From the tone of the subsequent conference call, it's clear that Ener1 wants to minimize its future exposure to Th!nk and hopefully realize some value for $31 million of loans to and trade receivables from Th!nk that remain on Ener1's books. Apparently the plan is to have third parties recapitalize Th!nk and repay the legacy debts to Ener1.
While anything is possible, I've seen very few restructuring and recapitalization transactions for troubled companies like Th!nk were kind to legacy creditors like Ener1. My pessimistic nature leads me to believe that a partial or full impairment of the remaining Th!nk exposure is likely later this year. If the existing put rights are exercised, the dilution impact on Ener1's existing shareholders could be significant.
As bad as the Th!nk impairments were, I'm more concerned about the remaining intangible assets on Ener1's balance sheet including $10.7 million of intangible assets and $52.8 million of goodwill that were created from the accounting aether when Ener1 issued stock in exchange for a 19.5% interest in its EnerDel subsidiary and an 83% interest in its Enertech subsidiary.

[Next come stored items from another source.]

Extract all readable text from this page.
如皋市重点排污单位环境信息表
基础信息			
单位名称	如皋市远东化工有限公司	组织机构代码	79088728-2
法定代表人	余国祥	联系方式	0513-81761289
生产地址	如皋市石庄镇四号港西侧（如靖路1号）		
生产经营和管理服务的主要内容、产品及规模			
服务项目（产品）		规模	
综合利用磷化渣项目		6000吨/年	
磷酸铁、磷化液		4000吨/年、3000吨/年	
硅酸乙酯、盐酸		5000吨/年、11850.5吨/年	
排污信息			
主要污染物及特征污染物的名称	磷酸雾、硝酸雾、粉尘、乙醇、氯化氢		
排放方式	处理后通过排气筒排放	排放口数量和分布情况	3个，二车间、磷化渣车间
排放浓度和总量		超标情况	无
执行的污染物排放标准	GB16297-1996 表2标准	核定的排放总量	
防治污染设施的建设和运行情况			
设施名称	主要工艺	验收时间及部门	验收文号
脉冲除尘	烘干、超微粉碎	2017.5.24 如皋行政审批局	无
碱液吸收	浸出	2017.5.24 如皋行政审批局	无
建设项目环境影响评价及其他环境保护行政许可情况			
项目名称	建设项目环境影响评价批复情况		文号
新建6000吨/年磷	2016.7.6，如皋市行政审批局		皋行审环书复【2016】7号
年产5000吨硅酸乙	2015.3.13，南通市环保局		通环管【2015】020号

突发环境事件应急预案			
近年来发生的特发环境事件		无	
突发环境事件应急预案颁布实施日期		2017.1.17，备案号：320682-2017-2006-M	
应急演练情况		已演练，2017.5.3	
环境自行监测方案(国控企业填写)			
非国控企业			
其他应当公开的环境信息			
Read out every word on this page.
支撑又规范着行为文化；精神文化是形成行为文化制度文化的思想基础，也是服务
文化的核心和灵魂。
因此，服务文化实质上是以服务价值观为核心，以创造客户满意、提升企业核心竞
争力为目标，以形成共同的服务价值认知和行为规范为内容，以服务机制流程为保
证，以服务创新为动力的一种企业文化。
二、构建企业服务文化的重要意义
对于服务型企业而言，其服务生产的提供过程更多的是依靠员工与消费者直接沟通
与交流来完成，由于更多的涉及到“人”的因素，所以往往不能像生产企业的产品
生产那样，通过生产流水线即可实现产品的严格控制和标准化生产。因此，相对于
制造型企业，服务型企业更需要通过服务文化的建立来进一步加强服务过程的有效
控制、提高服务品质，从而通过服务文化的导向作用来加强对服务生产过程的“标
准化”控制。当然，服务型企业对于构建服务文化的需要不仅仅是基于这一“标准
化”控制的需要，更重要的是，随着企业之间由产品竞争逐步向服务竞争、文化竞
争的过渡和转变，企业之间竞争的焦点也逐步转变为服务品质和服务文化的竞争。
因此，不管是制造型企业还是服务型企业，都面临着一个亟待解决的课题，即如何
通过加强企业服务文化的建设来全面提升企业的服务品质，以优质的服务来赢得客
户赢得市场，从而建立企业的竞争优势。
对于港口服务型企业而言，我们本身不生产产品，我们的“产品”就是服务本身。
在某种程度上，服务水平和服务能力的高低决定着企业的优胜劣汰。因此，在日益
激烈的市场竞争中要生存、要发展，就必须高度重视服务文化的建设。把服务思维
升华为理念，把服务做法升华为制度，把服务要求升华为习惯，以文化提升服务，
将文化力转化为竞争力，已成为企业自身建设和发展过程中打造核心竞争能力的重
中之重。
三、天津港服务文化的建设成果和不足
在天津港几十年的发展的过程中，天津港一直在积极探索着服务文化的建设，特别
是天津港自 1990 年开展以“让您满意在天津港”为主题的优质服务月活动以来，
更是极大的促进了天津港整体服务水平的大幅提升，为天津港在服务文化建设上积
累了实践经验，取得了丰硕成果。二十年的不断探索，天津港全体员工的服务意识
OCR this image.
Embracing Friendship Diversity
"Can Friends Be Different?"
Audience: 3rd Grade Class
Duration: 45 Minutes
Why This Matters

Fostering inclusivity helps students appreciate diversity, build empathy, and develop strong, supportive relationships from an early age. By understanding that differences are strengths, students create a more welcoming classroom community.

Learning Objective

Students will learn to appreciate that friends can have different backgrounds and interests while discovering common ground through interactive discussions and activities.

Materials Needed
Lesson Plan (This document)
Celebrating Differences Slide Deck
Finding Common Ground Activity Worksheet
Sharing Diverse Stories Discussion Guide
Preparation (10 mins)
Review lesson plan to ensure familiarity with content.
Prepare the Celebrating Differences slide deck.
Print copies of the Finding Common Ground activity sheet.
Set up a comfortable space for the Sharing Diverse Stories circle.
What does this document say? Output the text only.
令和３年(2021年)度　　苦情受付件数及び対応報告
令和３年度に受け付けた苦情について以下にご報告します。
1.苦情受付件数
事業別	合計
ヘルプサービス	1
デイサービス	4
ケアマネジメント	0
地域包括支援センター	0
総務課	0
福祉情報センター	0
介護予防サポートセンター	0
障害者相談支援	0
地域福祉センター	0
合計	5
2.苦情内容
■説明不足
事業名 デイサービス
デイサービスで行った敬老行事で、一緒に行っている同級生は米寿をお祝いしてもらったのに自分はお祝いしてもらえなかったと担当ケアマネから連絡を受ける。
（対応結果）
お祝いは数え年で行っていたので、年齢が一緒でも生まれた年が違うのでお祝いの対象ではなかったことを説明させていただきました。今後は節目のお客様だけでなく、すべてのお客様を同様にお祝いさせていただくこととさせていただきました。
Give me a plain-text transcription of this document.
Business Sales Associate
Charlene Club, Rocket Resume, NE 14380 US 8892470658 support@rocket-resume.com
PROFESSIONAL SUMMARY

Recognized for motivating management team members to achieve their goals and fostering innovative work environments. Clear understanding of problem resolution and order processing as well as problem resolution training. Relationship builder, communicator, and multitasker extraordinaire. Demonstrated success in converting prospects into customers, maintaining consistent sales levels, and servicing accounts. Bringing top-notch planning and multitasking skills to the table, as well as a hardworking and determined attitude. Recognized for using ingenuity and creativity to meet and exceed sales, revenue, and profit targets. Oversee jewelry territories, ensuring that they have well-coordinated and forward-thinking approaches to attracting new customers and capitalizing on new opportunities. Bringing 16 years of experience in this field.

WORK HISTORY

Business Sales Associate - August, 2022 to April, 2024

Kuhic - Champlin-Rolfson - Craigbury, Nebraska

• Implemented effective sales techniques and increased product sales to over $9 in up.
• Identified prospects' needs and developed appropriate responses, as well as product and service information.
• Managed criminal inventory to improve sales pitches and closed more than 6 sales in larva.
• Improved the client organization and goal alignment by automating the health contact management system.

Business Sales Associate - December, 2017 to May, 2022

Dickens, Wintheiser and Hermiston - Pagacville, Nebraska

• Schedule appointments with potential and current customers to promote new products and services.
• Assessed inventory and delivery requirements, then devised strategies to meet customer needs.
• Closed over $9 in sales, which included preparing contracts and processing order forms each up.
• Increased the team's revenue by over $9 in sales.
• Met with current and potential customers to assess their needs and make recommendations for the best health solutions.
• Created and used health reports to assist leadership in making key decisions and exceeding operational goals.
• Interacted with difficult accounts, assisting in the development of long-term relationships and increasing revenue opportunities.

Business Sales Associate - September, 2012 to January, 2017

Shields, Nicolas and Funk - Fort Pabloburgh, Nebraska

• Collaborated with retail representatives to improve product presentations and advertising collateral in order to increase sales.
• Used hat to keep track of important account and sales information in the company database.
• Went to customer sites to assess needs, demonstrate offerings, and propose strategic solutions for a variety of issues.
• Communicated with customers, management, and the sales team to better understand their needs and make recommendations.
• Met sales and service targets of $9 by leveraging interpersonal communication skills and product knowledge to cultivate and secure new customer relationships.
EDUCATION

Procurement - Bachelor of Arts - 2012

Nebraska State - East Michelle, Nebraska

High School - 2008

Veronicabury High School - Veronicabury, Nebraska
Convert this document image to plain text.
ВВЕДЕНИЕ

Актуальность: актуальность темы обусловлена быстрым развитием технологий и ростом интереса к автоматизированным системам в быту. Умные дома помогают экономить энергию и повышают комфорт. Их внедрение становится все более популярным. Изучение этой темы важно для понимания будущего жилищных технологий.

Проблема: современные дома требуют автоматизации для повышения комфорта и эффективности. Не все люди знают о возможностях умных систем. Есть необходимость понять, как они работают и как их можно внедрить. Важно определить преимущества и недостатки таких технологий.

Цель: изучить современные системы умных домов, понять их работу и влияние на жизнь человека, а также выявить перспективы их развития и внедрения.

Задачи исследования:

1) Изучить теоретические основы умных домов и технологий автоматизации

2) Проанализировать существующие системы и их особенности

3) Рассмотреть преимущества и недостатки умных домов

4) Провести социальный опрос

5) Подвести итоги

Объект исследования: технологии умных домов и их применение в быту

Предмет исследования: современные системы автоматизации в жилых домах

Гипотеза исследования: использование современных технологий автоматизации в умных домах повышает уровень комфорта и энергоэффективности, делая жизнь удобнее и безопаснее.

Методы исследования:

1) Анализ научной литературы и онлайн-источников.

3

While Ener1's Form 10-Q discloses that it has "not completed the reallocation of goodwill to our new reportable operating segments as of March 31, 2011" the carrying value of those assets will have to be addressed this year.
In light of the catastrophic reorganization of C&D Technologies that was forced by an intangible asset impairment last fall, I don't believe Ener1 investors can remain sanguine when a company with $137 million in stockholders equity and substantial recurring losses will have to come to grips with up to $94.5 million in potential additional write-offs and asset impairments this year.